My wife, who accompanied me on the trip, quickly pooh-poohed the idea. Next in line in my lists of ideas generated from the trip is to write a book about the ecumenical equality between the Amish and Mormons.
It occurred to me while shopping at a small grocery store one evening while in Amish country. I was standing in line behind a Amish man at the check out counter. I glanced down at my cart and it looked typically Mormon to me. There were chocolate chip cookies, yogurt, Dr. Pepper, Doritos and Hershey bars.

I felt kind of ashamed of my grocery stash until I glanced at the Amish man and his shopping cart. I had expected to see alfalfa sprouts, tofu and whole wheat bread. Instead I saw a box of Fruit Loops and a package of Twinkies.

That's when I came up with my book idea. My wife quickly and quietly hinted to me that comparing Mormons and the Amish using me and the man at the check out counter as examples was not a good idea. She reminded me that I am probably not the most mainstream Mormon she knows and that the man in the black clothes and straw hat in front of me probably belonged to the re-organized break-away Fruit Loop branch of the Amish Church.

I Get Gettysburg


I blame it on a California high school education and ego-centric personality. I had read about Gettysburg. I had studied about Gettysburg. But I didn't really "Get Gettysburg" until last week while standing on the same battlefields where real men shed real blood.

The fact that one of those men was the grandfather of my mother-in-law and the great grandfather of my wife, made Gettysburg a very poignant, meaningful  and  reverent experience.
We had a nice visit to our Nation's Capitol except for a little frustration in finding the LDS Temple. Mormon map reading says that if you get on the beltway, you can't miss it.
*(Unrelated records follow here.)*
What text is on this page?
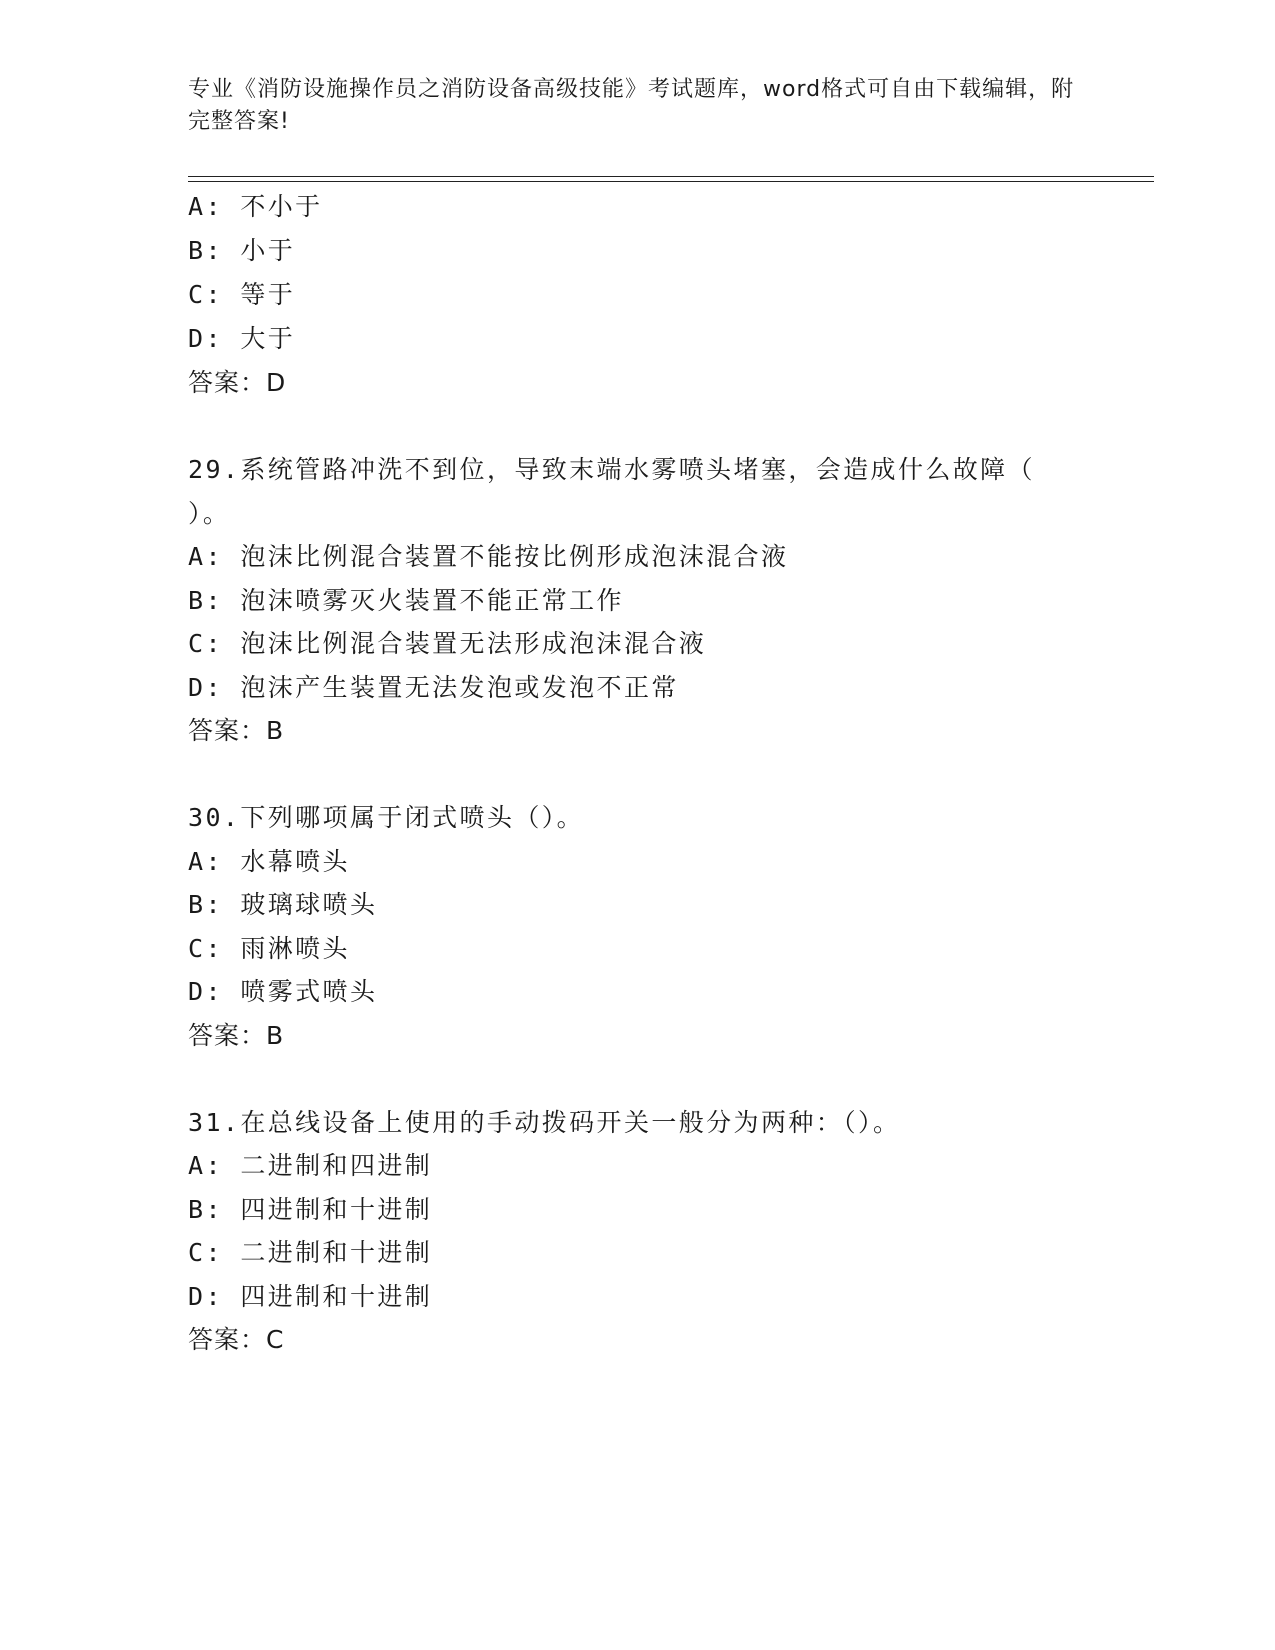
专业《消防设施操作员之消防设备高级技能》考试题库，word格式可自由下载编辑，附完整答案!
A: 不小于
B: 小于
C: 等于
D: 大于
答案：D
29.系统管路冲洗不到位，导致末端水雾喷头堵塞，会造成什么故障（
）。
A: 泡沫比例混合装置不能按比例形成泡沫混合液
B: 泡沫喷雾灭火装置不能正常工作
C: 泡沫比例混合装置无法形成泡沫混合液
D: 泡沫产生装置无法发泡或发泡不正常
答案：B
30.下列哪项属于闭式喷头（）。
A: 水幕喷头
B: 玻璃球喷头
C: 雨淋喷头
D: 喷雾式喷头
答案：B
31.在总线设备上使用的手动拨码开关一般分为两种：（）。
A: 二进制和四进制
B: 四进制和十进制
C: 二进制和十进制
D: 四进制和十进制
答案：C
Unfortunately, Alice, the affectionate name I gave the woman who kept giving me instructions from the GPS in our rental car, wasn't as well versed as I was in Mormon map reading.
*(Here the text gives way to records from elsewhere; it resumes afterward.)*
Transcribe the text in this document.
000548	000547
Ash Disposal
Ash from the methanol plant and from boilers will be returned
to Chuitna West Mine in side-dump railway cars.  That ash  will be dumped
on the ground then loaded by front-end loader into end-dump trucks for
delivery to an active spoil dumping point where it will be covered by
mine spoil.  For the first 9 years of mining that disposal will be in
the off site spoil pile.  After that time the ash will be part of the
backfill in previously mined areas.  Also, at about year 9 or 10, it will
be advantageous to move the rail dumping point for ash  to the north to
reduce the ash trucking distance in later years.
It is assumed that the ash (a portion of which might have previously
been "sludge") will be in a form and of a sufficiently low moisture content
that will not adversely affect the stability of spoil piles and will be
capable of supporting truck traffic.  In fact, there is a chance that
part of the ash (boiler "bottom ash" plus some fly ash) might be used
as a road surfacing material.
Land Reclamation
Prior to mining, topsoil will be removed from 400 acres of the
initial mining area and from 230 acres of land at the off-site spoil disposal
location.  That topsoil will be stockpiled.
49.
She somehow calculated that the best route from our hotel in Alexandria to the D.C. Temple was through downtown D.C. during rush hour.traffic.

Trust me, this was not a poignant, meaningful and reverent experience.

It quickly became that way, however, upon arriving on the temple grounds.

In defense of women in general and especially the one barking out instructions from the GPS, my wife kindly reminded me that "Alice" might have actually been "Albert" with a Viennese Boys' Choir voice.